Firstly, I went through the sketchbooks, some as far back as 5 years ago, and picked out the images that I liked. The idea was to gather the images that appealed first and then arrange them into a format that would help document the journey of a commute to Dublin.
One of my favourite comic books is Paul Auster’s City of Glass. There are pages of beautiful panels without words, and I love how a fingerprint morphs into a panel of the route taken for the characters walk. I wanted to try and achieve a full page of panels without words and document a walk on the way to work.
I normally take the bus, but because of traffic I’m often looking out the window at commuters walking to work and can pass the same person walking a number of times. I wanted to assume that the perspective of the walk would be from the person looking out from the bus and not the person walking. That way, there are images that are captured briefly that are seen when travelling along the motorway and roads into the city centre, that might not be seen by a walker, but yet our journeys overlap because of bad traffic.
From the images collected I created a number of panels in Procreate and moved them about until I got the sense that the page was working. The panels were filled in orange as this was going to be the final colour overlay for my comic page.
After this I created another layer and inked over it and adjusted as I went. The original first panel wasn’t working with a single crow, so with decisions made as the page was developing, I felt it worked better with a trio of crows observing the walker in the first panel. We see them flying off in the second panel.
By the time I got to the ninth panel, I felt that the car wasn’t a good enough observational sketch and so used the fourth panel to create a series of cars to indicate the build up of traffic.
The cranes in the skyline are deliberately left as lines, as there are moments in the traffic when the lights turn and you can’t get the full sketch done so you resort to the essence of what you see as a result. This was one such sketch in my sketchbook.
The final panel wasn’t working for me either. I found it to be inconclusive for the one page comic and it didn’t work. Instead, I returned to the walker and had her leaving the panel to indicate that her journey continued.
After finalising the images in the inking layer, I went back to my texture layers and added a few to create a crayon-like effect on the page. I wanted to add noise without inking the panels. As it was, the panels that had the heavy lines added, felt a little too heavy, so I wanted to soften that with a textured layer.
The orange worked well but it didn’t feel like a good fit for the page.

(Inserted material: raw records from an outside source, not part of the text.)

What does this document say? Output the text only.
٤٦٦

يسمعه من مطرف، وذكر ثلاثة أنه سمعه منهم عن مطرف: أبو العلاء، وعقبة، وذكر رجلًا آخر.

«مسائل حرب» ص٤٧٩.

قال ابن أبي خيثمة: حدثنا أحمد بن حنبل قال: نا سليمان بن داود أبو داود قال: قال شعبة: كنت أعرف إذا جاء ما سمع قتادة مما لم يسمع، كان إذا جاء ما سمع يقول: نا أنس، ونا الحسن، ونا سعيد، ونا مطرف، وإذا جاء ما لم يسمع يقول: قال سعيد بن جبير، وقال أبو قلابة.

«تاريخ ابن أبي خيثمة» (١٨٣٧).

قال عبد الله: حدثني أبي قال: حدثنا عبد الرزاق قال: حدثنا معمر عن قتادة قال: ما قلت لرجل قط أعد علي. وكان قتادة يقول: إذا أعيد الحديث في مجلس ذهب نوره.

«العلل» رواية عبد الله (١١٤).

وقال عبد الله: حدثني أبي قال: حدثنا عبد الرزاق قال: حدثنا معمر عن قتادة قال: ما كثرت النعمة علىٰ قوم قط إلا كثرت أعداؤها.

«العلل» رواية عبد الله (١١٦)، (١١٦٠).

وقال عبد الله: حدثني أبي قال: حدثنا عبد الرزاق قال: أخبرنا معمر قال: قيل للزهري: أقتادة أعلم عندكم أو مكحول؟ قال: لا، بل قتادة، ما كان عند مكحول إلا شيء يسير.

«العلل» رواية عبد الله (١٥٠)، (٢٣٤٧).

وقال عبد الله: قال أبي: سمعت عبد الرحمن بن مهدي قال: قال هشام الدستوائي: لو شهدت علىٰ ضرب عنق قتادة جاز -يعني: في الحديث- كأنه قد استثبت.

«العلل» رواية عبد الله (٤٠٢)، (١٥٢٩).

I wanted to try something a bit more colourful, so I went for a pink instead.
The final result is a twelve panel comic page of a walk from the perspective of a commuter on a bus. The pink toned down the bright textured layer I had and I feel it adds a warmth that would echo the day beginning.
It feels like a successful exercise because:
- I used sketches from my sketchbook from a number of years back, something which I have never done before.
- I conveyed a journey but without giving it words.
- It feels real to me because for years on my commute, these are the type of things I’ve observed.
This option had the last panel leaving the page to indicate the continuation of the commuters journey. I wasn’t sure if that was conveyed fully so opted for the enclosed panel instead.
This works better as it feels more complete than leaving the image falling out of the panel and onto the page. It keeps the coherency of the piece rather than creating a different vibe.